From The Editor | December 2, 2011

Gainsharing: An Alternative To ACOs?

By Ken Congdon, Editor In Chief, Health IT Outcomes

According to a 2009 report titled Guided Care and the Cost of Complex Healthcare: A Preliminary Report, physicians directly control more than 80% of total medical costs. With this in mind, it's no wonder that healthcare costs in the United States have spiraled out of control. Our current fee-for-service reimbursement model actually encourages medical procedures and the use of hospital resources. Healthcare reform aims to address this issue by charging a network of physicians and healthcare facilities in a region, known as an ACO (accountable care organization) with the overall care of its collective patients. Furthermore, members of these ACOs will be reimbursed based on patient outcomes as opposed to the services delivered or procedures performed.

The ACO concept seems like a logical and valid approach to cutting overall healthcare costs while improving the quality of patient care. The problem is the ACO final rule issued by CMS outlining the parameters for what constitutes an ACO eligible for Medicaid/Medicare reimbursement has been met with much criticism and concern in the industry. A primary point of contention is the huge cost and difficulty of establishing the infrastructure necessary to support the complexity of a CMS-defined ACO.

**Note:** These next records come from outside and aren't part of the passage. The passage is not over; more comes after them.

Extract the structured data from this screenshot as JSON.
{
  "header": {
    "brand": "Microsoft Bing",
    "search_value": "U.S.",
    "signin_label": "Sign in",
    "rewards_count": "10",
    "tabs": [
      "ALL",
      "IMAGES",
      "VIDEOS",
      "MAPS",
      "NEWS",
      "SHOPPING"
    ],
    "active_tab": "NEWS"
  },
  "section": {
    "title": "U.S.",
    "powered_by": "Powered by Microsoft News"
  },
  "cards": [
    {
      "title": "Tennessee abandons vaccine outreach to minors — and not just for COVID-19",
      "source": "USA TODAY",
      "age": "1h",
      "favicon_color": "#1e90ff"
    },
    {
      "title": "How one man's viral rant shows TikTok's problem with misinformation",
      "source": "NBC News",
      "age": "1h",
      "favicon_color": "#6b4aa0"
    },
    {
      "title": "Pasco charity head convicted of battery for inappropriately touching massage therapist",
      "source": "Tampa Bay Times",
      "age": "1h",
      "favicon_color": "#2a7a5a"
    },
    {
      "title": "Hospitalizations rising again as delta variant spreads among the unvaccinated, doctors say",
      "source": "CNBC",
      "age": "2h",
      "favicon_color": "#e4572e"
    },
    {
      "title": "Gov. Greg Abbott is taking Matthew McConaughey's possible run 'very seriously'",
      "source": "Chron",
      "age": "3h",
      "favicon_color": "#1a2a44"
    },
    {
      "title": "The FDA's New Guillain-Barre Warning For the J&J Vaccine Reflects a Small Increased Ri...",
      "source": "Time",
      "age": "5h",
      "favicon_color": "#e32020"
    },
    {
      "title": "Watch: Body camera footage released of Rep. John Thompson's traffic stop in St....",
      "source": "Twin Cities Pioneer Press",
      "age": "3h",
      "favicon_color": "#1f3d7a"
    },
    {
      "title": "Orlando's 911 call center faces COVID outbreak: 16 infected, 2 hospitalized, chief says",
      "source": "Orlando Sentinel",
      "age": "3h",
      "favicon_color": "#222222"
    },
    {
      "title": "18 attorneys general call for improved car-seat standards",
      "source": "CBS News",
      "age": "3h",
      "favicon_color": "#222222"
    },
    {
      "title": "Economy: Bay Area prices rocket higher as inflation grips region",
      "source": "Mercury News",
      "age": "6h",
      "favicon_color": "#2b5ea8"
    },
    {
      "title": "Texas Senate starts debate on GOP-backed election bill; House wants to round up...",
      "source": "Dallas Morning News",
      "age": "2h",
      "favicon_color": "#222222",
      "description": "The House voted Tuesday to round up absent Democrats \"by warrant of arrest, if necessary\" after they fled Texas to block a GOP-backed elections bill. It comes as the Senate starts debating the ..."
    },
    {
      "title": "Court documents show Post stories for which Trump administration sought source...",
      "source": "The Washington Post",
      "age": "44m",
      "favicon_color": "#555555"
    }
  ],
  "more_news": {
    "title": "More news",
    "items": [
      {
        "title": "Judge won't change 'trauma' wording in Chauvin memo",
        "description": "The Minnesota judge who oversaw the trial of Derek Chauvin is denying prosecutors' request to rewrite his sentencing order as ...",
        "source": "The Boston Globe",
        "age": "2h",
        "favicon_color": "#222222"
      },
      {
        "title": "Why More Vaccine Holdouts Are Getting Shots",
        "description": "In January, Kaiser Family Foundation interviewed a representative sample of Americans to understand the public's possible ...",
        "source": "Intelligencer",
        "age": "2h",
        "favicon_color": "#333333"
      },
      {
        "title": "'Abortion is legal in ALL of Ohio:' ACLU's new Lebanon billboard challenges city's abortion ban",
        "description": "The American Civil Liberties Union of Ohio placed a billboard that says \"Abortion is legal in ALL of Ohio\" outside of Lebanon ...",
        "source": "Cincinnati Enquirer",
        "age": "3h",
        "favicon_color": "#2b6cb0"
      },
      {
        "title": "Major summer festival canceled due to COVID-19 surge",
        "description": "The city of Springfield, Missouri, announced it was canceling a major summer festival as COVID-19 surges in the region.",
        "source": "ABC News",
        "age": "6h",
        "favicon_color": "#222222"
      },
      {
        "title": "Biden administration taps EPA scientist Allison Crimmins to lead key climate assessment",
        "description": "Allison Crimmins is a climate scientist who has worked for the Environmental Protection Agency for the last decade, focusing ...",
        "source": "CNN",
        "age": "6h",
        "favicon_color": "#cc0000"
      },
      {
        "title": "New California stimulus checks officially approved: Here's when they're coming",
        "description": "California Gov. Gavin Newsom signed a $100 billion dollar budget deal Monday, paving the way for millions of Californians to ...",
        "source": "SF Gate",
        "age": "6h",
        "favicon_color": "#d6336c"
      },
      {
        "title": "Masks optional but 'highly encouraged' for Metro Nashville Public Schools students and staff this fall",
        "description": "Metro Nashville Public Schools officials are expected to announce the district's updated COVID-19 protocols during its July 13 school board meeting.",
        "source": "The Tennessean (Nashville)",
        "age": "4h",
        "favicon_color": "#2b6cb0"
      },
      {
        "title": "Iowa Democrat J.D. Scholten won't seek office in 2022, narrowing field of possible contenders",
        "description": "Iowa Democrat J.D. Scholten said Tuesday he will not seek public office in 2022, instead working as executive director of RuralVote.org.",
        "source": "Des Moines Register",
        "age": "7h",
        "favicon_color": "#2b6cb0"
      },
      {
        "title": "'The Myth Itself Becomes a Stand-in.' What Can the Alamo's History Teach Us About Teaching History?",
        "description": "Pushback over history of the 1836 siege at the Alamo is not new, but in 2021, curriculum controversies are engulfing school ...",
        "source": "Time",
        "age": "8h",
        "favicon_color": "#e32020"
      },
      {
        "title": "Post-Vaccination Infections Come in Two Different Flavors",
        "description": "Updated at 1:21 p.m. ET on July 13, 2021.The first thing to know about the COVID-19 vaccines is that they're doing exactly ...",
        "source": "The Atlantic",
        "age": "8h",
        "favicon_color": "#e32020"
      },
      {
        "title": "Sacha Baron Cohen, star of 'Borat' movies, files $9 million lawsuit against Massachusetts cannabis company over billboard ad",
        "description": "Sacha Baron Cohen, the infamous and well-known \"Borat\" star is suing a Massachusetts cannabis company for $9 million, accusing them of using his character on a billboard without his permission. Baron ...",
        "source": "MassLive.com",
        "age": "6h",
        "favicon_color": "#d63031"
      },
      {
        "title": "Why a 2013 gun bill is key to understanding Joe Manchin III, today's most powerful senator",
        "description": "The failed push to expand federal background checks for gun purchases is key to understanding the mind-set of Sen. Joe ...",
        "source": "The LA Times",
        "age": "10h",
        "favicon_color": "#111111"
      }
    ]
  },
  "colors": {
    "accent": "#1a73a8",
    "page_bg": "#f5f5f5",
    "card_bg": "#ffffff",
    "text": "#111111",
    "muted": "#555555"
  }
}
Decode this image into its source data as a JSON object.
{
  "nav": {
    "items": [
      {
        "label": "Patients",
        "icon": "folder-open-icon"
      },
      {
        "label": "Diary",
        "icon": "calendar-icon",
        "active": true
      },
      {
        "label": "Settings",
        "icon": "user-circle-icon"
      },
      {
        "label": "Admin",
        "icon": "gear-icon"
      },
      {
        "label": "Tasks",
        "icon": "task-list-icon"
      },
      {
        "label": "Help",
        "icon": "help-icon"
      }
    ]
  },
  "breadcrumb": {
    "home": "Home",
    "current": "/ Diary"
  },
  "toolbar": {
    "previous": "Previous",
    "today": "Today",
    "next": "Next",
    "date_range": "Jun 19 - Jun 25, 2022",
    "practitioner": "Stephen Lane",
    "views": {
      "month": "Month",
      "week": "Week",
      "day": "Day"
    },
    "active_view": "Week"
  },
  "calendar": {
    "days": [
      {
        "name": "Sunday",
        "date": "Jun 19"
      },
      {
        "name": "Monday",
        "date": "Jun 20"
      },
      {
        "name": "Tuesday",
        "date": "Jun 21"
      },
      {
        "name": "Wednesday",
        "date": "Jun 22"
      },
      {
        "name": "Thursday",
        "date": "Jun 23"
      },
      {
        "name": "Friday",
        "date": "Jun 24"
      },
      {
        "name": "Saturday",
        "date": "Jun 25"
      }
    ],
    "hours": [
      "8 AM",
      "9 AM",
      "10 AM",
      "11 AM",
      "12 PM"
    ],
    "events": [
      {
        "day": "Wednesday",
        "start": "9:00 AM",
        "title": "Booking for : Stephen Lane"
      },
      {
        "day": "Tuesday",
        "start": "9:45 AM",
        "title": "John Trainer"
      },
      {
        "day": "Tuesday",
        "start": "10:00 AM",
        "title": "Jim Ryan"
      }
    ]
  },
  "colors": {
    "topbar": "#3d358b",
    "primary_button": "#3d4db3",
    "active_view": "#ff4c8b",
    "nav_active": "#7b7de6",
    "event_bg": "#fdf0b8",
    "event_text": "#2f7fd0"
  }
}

While many healthcare providers are still struggling to make the decision as to whether or not to begin making the changes necessary to build a CMS-approved ACO, a select few have been busy creating their own processes for ensuring accountable care. One such process, which has received little fanfare in the healthcare industry, is known as gainsharing. Gainsharing is a pay-for-performance program that incentivizes physicians to improve patient care, increase operational efficiencies, and reduce the costs associated with medical procedures by paying doctors a percentage of the savings they generate. Think of it as a profit-sharing program for doctors.

GAINSHARING BASICS
To embark on a gainsharing initiative, a hospital needs to be able to accurately track the costs attributed to specific medical procedures. Furthermore, the hospital needs to be able to evaluate the cost variance that exists among physicians for the same procedure. Analysis of these hospital costs can be as broad or narrow as necessary, depending on the hospital. For example, some hospitals may only need to (or choose to) focus on a single area, such as surgical cases, ICU utilization, cardiac admissions, orthopedic (i.e. joint replacement) procedures, etc., while others may choose to focus on multiple areas. The goal is to focus on those medical procedures that have the greatest opportunity for improvement and savings. That is, areas that have the largest cost variance between the best performing physicians (i.e. doctors that perform a procedure at the lowest cost) and the worst performing physicians (i.e. doctors that perform a procedure at the highest cost).